Она принесла вычищенный мундир. «Вашите дрехи!» Отдала кошелёк: «Вашето портмоне!»

Ухаживания её были достаточно навязчивы. Пока говорил вежливо, как привык: «Извините великодушно, не могли бы вы…» - как будто ничего не говорил, а она не слышала. Каждые пять минут заходит. То подушку поправит, то заденет рукой одеяло, то посмотрит кокетливо. Она, очевидно, считает себя неотразимой. Чёрные очи, алые губы, точёный стан, вертлявая круглая попка. Чёрные как смоль распущенные волосы до плеч покачиваются при каждом её движении. Начинает слишком откровенно щупать графа: «Ты такой горячий снаружи!.. - А что, я перевязку делаю! - ...А я такая горячая внутри!»
Она свои пылкие чувства объясняет признательностью за освобождение от турок. «Вы ж наши русские братушки!» И лезет чуть ли не под одеяло. Воронцов терпеливо объясняет, что с братушками не спят. Она глазами водит в разные стороны: «в угол - на нос - на "предмет"» (то есть на графа). И как будто ничего не понимает. Опытным путём вывел, что надо говорить: «Станка, отстань! Станка, перестань!» - и тогда она успокаивается ненадолго.

Пришёл её брат Лончо. С обидой интересовался: почему господин русский офицер брезгует?
Ну что тут ответишь? «Я женат. Имамъ жена». И всё, и точка. Не будешь же им говорить, что жена – единственная его женщина перед Богом… Что отказаться от неё – значит отказаться от жизни! Что слишком дорого заплатили они за своё счастье, чтобы…

О цене Станка и заговорила тогда, как будто услышала мысленные речи. «За всё нужно платить…» Хорошо. Сколько? Не ответила, улыбнулась загадочно.

Угощала она его всё больше всяким гуляшом, фасолью с томатным соусом, помидорами, болгарским фаршированным перцем, салатом с базиликом, обильно политым оливковым маслом... Предлагала суп из простокваши. Приходилось есть, что дают. Вина наливала домашнего, по кувшину в день.

Прошло дня три. Вроде, стала затягиваться рана на ноге, начал ходить. Дров хозяйке нарубил.

(Ну да, ну да, я тоже вспомнила «Укрощение строптивого»!)

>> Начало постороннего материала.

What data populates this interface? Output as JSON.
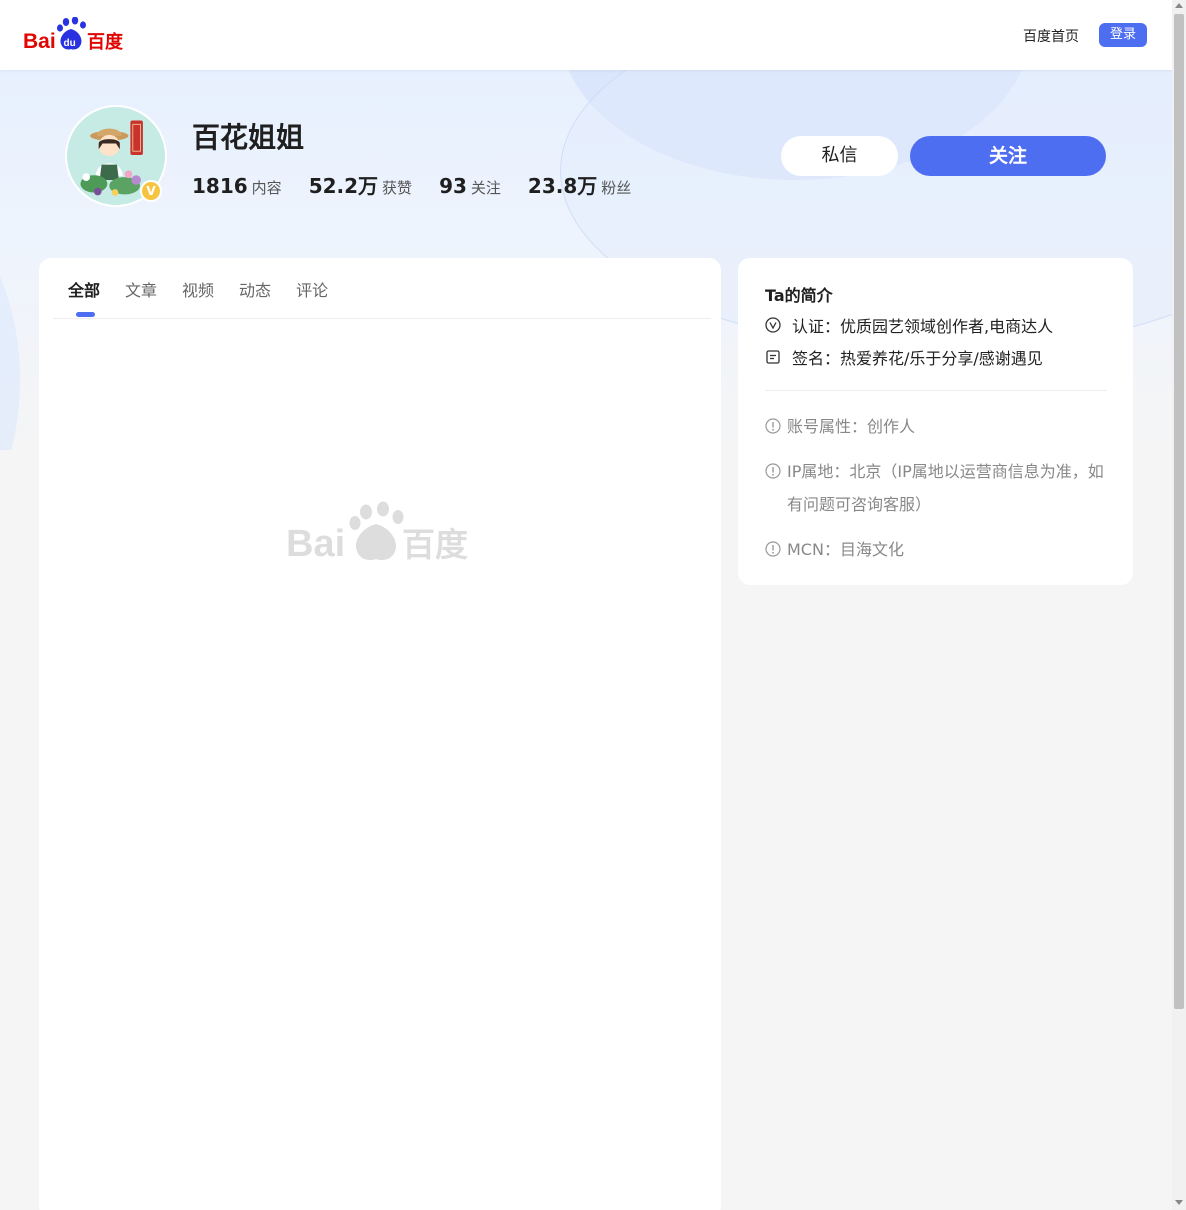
{
  "header": {
    "logo_text": "Bai百度",
    "home_link": "百度首页",
    "login_button": "登录"
  },
  "profile": {
    "name": "百花姐姐",
    "badge": "V",
    "stats": [
      {
        "value": "1816",
        "label": "内容"
      },
      {
        "value": "52.2万",
        "label": "获赞"
      },
      {
        "value": "93",
        "label": "关注"
      },
      {
        "value": "23.8万",
        "label": "粉丝"
      }
    ],
    "message_button": "私信",
    "follow_button": "关注"
  },
  "tabs": [
    {
      "label": "全部",
      "active": true
    },
    {
      "label": "文章",
      "active": false
    },
    {
      "label": "视频",
      "active": false
    },
    {
      "label": "动态",
      "active": false
    },
    {
      "label": "评论",
      "active": false
    }
  ],
  "intro": {
    "title": "Ta的简介",
    "certification": "认证：优质园艺领域创作者,电商达人",
    "signature": "签名：热爱养花/乐于分享/感谢遇见",
    "account_type": "账号属性：创作人",
    "ip_location": "IP属地：北京（IP属地以运营商信息为准，如有问题可咨询客服）",
    "mcn": "MCN：目海文化"
  },
  "colors": {
    "accent": "#4e6ef2",
    "baidu_red": "#e10602",
    "baidu_blue": "#2932e1"
  }
}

И снится полковнику сон: милая, желанная Софья в его объятиях. Владимир протягивает во сне руку, чтобы провести нежно по её скуле – вместо персиковой щеки натыкается на чёрную противную склизкую жабу. От этого ощущения, как ему показалось, он и проснулся – ан в его постели женское тело! Станка тянет к нему руки и губы.

Граф имел опыт уворачиваться от искусных ручек Нины Андреевны. «Так что и от объятий простой болгарки как-нибудь увернуться сумею!»

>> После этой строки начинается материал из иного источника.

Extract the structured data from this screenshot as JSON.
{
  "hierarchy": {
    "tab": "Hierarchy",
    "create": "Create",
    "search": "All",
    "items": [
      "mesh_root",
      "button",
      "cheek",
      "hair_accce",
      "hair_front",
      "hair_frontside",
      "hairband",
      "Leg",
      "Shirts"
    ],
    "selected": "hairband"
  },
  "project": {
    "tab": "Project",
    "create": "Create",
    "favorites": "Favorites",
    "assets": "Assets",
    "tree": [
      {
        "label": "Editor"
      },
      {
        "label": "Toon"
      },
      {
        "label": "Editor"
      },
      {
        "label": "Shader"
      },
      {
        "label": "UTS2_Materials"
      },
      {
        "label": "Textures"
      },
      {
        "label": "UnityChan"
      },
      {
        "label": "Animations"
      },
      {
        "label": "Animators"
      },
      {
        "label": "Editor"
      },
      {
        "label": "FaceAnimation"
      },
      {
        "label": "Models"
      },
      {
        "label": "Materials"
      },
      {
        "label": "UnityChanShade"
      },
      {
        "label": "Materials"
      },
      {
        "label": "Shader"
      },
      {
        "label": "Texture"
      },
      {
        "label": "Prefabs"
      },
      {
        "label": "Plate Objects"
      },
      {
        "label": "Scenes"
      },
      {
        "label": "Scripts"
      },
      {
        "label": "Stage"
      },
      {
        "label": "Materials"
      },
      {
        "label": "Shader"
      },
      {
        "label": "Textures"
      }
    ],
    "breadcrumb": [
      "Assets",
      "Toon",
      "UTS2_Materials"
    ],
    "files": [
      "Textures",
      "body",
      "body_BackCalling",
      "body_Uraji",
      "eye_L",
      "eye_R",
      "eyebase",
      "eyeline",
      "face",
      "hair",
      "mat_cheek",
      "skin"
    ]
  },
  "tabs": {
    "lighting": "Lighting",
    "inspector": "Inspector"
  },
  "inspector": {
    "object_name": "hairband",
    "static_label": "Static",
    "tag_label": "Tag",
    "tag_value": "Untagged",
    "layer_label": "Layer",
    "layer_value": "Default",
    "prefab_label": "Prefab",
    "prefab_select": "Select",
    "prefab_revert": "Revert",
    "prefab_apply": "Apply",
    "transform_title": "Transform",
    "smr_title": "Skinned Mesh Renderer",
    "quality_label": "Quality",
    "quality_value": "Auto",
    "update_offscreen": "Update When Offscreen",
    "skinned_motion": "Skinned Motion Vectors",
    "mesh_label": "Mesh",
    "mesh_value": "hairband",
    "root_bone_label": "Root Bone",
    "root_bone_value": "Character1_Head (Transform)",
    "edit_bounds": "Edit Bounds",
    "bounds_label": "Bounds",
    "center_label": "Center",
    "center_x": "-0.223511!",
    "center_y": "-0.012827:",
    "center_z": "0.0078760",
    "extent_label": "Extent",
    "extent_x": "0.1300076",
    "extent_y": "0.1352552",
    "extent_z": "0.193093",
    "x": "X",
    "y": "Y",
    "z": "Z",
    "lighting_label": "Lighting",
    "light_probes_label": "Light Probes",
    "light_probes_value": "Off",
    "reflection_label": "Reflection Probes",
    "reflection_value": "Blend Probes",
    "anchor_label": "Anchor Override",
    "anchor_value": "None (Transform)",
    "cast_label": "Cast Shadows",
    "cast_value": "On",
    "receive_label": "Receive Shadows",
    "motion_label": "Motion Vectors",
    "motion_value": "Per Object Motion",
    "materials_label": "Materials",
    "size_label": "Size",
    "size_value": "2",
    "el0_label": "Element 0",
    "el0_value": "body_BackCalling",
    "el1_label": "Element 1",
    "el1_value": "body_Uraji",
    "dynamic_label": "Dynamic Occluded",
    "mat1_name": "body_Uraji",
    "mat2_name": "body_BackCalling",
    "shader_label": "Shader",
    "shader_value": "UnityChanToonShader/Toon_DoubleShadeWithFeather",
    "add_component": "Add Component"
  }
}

Собрал свои «дрешки» и покинул дом Станки, оставив мешочек с несколькими золотыми и записку: «Спасибо тебе от меня, от моей жены и детей. Век будем Бога молить!»

По дороге в штаб Владимир с самоиронией вспоминал библейскую легенду о жене Пентефрея, от которой сбежал прекрасный Иосиф, оставив в руках вожделеющей дамы свой плащ. «А мне пришлось кошелёк оставить!»

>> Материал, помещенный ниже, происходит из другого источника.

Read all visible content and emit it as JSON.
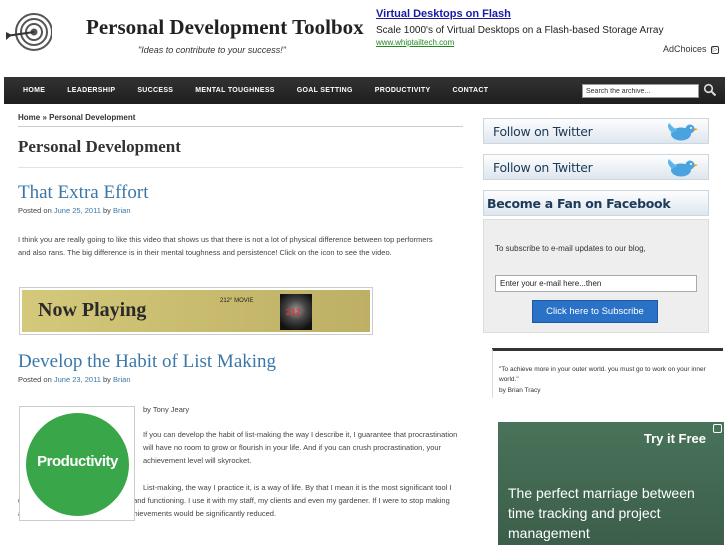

В штабе Воронцов первым делом поинтересовался, не послал ли кто-нибудь телеграмму в Москву о том, что он пропал?

- Моя супруга беременна. Если, в третий раз услышав о моей мнимой смерти, она выкинет, то кто будет за это отвечать?!

Знакомый штаб-офицер возразил:
– Дружище! Даже мы здесь наслышаны от генерала Шестакова о вашей удивительной способности к воскресению! А госпожа графиня-то уж тем более в курсе!

Полковник набирает побольше воздуха в лёгкие и, с плотно сомкнутыми губами, выдыхает через нос. Спускает штабисту: они тут, в казарме, совсем одичали, никакого понятия о тактичности и обходительности. Но не хватало ещё дуэли устраивать сейчас. А Пётр Ильич, ай-ай, в своём репертуаре…

Беспокоясь о жене, Владимир сочиняет Софье телеграмму: «Милая, родная Софи! Никого не слушай, ничему не верь! Я жив, здоров, через неделю буду в Москве. Люблю, целую. Шлю солнечный зайчик».

Он представляет, как Софи улыбнётся, прочитав подпись, – и взгляд его теплеет. Ему неудобно посылать подобный текст открытым способом. И, воспользовавшись служебным положением, полковник отправил его секретной телеграммой.

О нападавших на графа, как водится, ничего не было слышно. Наверное, он их не убил, а только ранил, и они предпочли ретироваться и не вылезать. Бог с ними!

Когда Воронцов уже был в Москве, началась сербско-болгарская война. Болгарская армия наголову разбила сербов и без российских высших офицеров. После этого Россия, Турция, Австро-Венгрия и Германия оказались сами на грани войны. Но это уже другая история.